Tuesday, April 3, 2012

“I like working on the scrapes, sir”, he said. “I know, Crater, but it’s a ruse. Do you understand what that is?” “A trick or a deception,” Crater replied. He felt like he’d just lost a battle in a war he didn’t know he was fighting. “Precisely,” the Colonel said. “So what do you say? Besides doing me a great favor, it might be just the adventure for a young man.”
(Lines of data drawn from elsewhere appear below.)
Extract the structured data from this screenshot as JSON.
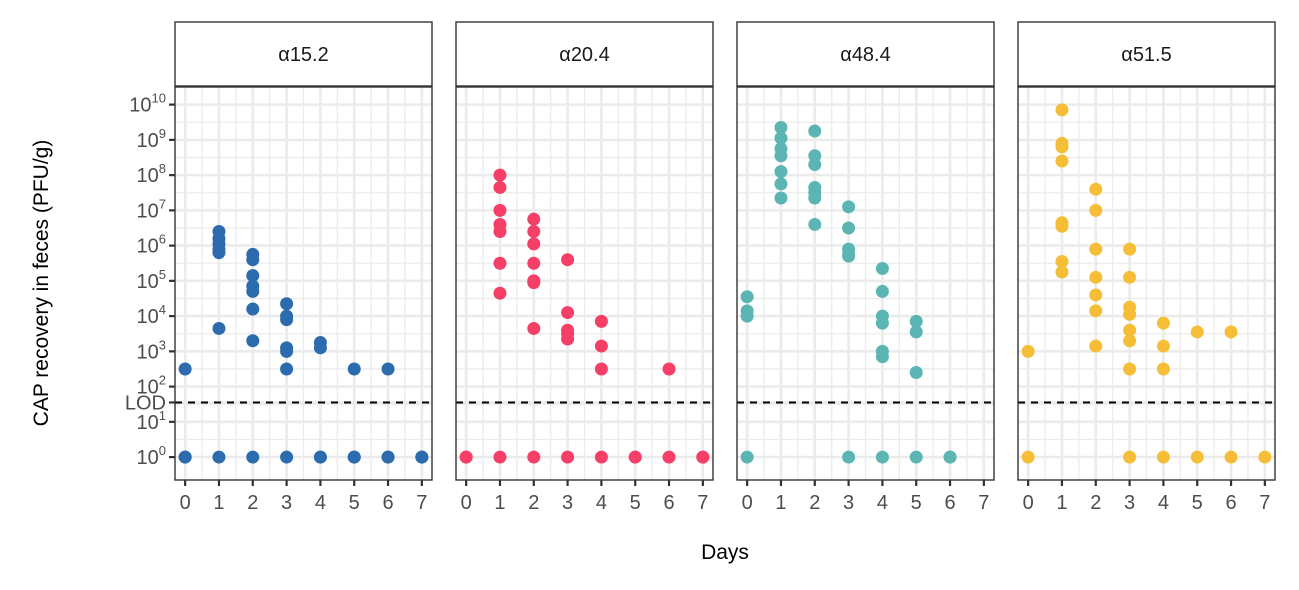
{
  "chart_data": {
    "type": "scatter",
    "xlabel": "Days",
    "ylabel": "CAP recovery in feces (PFU/g)",
    "x_ticks": [
      0,
      1,
      2,
      3,
      4,
      5,
      6,
      7
    ],
    "xlim": [
      -0.3,
      7.3
    ],
    "y_scale": "log10",
    "ylim_log10": [
      -0.65,
      10.5
    ],
    "y_tick_labels": [
      {
        "log10": 10,
        "base": "10",
        "exp": "10"
      },
      {
        "log10": 9,
        "base": "10",
        "exp": "9"
      },
      {
        "log10": 8,
        "base": "10",
        "exp": "8"
      },
      {
        "log10": 7,
        "base": "10",
        "exp": "7"
      },
      {
        "log10": 6,
        "base": "10",
        "exp": "6"
      },
      {
        "log10": 5,
        "base": "10",
        "exp": "5"
      },
      {
        "log10": 4,
        "base": "10",
        "exp": "4"
      },
      {
        "log10": 3,
        "base": "10",
        "exp": "3"
      },
      {
        "log10": 2,
        "base": "10",
        "exp": "2"
      },
      {
        "log10": 1.55,
        "base": "LOD",
        "exp": ""
      },
      {
        "log10": 1,
        "base": "10",
        "exp": "1"
      },
      {
        "log10": 0,
        "base": "10",
        "exp": "0"
      }
    ],
    "lod_log10": 1.55,
    "grid": true,
    "facets": [
      {
        "label": "α15.2",
        "color": "#2B6BAE",
        "points": [
          [
            0,
            2.5
          ],
          [
            0,
            0
          ],
          [
            0,
            0
          ],
          [
            1,
            6.4
          ],
          [
            1,
            6.2
          ],
          [
            1,
            6.05
          ],
          [
            1,
            5.9
          ],
          [
            1,
            5.8
          ],
          [
            1,
            3.65
          ],
          [
            1,
            0
          ],
          [
            2,
            5.75
          ],
          [
            2,
            5.6
          ],
          [
            2,
            5.15
          ],
          [
            2,
            4.85
          ],
          [
            2,
            4.7
          ],
          [
            2,
            4.2
          ],
          [
            2,
            3.3
          ],
          [
            2,
            0
          ],
          [
            3,
            4.35
          ],
          [
            3,
            4.0
          ],
          [
            3,
            3.9
          ],
          [
            3,
            3.1
          ],
          [
            3,
            3.0
          ],
          [
            3,
            2.5
          ],
          [
            3,
            0
          ],
          [
            4,
            3.25
          ],
          [
            4,
            3.1
          ],
          [
            4,
            0
          ],
          [
            4,
            0
          ],
          [
            5,
            2.5
          ],
          [
            5,
            0
          ],
          [
            5,
            0
          ],
          [
            6,
            2.5
          ],
          [
            6,
            0
          ],
          [
            6,
            0
          ],
          [
            7,
            0
          ],
          [
            7,
            0
          ]
        ]
      },
      {
        "label": "α20.4",
        "color": "#F53F66",
        "points": [
          [
            0,
            0
          ],
          [
            0,
            0
          ],
          [
            1,
            8.0
          ],
          [
            1,
            7.65
          ],
          [
            1,
            7.0
          ],
          [
            1,
            6.6
          ],
          [
            1,
            6.4
          ],
          [
            1,
            5.5
          ],
          [
            1,
            4.65
          ],
          [
            1,
            0
          ],
          [
            2,
            6.75
          ],
          [
            2,
            6.4
          ],
          [
            2,
            6.05
          ],
          [
            2,
            5.5
          ],
          [
            2,
            5.0
          ],
          [
            2,
            4.95
          ],
          [
            2,
            3.65
          ],
          [
            2,
            0
          ],
          [
            3,
            5.6
          ],
          [
            3,
            4.1
          ],
          [
            3,
            3.6
          ],
          [
            3,
            3.5
          ],
          [
            3,
            3.35
          ],
          [
            3,
            0
          ],
          [
            4,
            3.85
          ],
          [
            4,
            3.15
          ],
          [
            4,
            2.5
          ],
          [
            4,
            0
          ],
          [
            5,
            0
          ],
          [
            5,
            0
          ],
          [
            6,
            2.5
          ],
          [
            6,
            0
          ],
          [
            7,
            0
          ],
          [
            7,
            0
          ]
        ]
      },
      {
        "label": "α48.4",
        "color": "#5BB5B2",
        "points": [
          [
            0,
            4.55
          ],
          [
            0,
            4.15
          ],
          [
            0,
            4.0
          ],
          [
            0,
            0
          ],
          [
            1,
            9.35
          ],
          [
            1,
            9.05
          ],
          [
            1,
            8.75
          ],
          [
            1,
            8.55
          ],
          [
            1,
            8.1
          ],
          [
            1,
            7.75
          ],
          [
            1,
            7.35
          ],
          [
            2,
            9.25
          ],
          [
            2,
            8.55
          ],
          [
            2,
            8.3
          ],
          [
            2,
            7.65
          ],
          [
            2,
            7.5
          ],
          [
            2,
            7.35
          ],
          [
            2,
            6.6
          ],
          [
            3,
            7.1
          ],
          [
            3,
            6.5
          ],
          [
            3,
            5.9
          ],
          [
            3,
            5.75
          ],
          [
            3,
            5.7
          ],
          [
            3,
            0
          ],
          [
            4,
            5.35
          ],
          [
            4,
            4.7
          ],
          [
            4,
            4.0
          ],
          [
            4,
            3.8
          ],
          [
            4,
            3.0
          ],
          [
            4,
            2.85
          ],
          [
            4,
            0
          ],
          [
            5,
            3.85
          ],
          [
            5,
            3.55
          ],
          [
            5,
            2.4
          ],
          [
            5,
            0
          ],
          [
            6,
            0
          ],
          [
            6,
            0
          ]
        ]
      },
      {
        "label": "α51.5",
        "color": "#F6BE37",
        "points": [
          [
            0,
            3.0
          ],
          [
            0,
            0
          ],
          [
            1,
            9.85
          ],
          [
            1,
            8.9
          ],
          [
            1,
            8.8
          ],
          [
            1,
            8.4
          ],
          [
            1,
            6.65
          ],
          [
            1,
            6.55
          ],
          [
            1,
            5.55
          ],
          [
            1,
            5.25
          ],
          [
            2,
            7.6
          ],
          [
            2,
            7.0
          ],
          [
            2,
            5.9
          ],
          [
            2,
            5.1
          ],
          [
            2,
            4.6
          ],
          [
            2,
            4.15
          ],
          [
            2,
            3.15
          ],
          [
            3,
            5.9
          ],
          [
            3,
            5.1
          ],
          [
            3,
            4.25
          ],
          [
            3,
            4.05
          ],
          [
            3,
            3.6
          ],
          [
            3,
            3.3
          ],
          [
            3,
            2.5
          ],
          [
            3,
            0
          ],
          [
            4,
            3.8
          ],
          [
            4,
            3.15
          ],
          [
            4,
            2.5
          ],
          [
            4,
            0
          ],
          [
            5,
            3.55
          ],
          [
            5,
            0
          ],
          [
            6,
            3.55
          ],
          [
            6,
            0
          ],
          [
            7,
            0
          ]
        ]
      }
    ]
  }
}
Book: Crater by Homer Hickman, Thomas Nelson Publishers, 2012
Genre: Science Fiction
Target Audience: Boys 14-17
Subjects: War, patriotism, friendship, integrity
Summary: A young boy, quite intelligent and talented but also quite content with his simple job as a miner is asked to leave his ordinary life and go on a mission for his boss. This mission will take him all the way across his home: the moon. The last few who’ve tried have been killed but the Colonel thinks Crater can succeed where others have failed. On top of staying alive and completing his mission though, Crater also has to look out for the Colonel’s granddaughter, making sure she stays alive as well. One problem with that idea is that she has no intention of allowing anyone but herself to take care of her. Crater’s only assistants are a blob of highly intelligent cells that is basically an illegal being and a friend who is more worried about himself than Crater or integrity. And the enemy who has killed the last few sent on this mission has no intention of letting Crater survive either.
Notes: Set in the future, on the moon, this story contains a few references to God or prayer – primarily as a cultural recognition. The miners have a prayer they recite as a daily custom and Crater prays last rites over a dead person. There’s a hint that maybe a few aspects of Christianity are a part of the culture, but that’s as far as the author takes it. When he’s in trouble, Crater doesn’t have an ultimate being to turn to. When he has a difficult decision to make he doesn’t have a book of ultimate authority to search for answers in. The characters hope and confidence is in themselves rather than an ultimate being. SPOILER ALERT: At the end of the story the character basically looks around and says that he’s going to join in something he doesn’t believe is right just because the others from his home are.
This appears to be the first in a new series: Helium-3 novels. The author has a note at the end discussing his views on Helium-3 and his predictions for it’s usage in America’s future.
Recommendation Scale: 1/5
Reviewer: J:-)mi

Romans 12:18 – If it is possible, as far as it depends on you, live at peace with everyone.

I received this book for free from booksneeze in exchange for my honest review.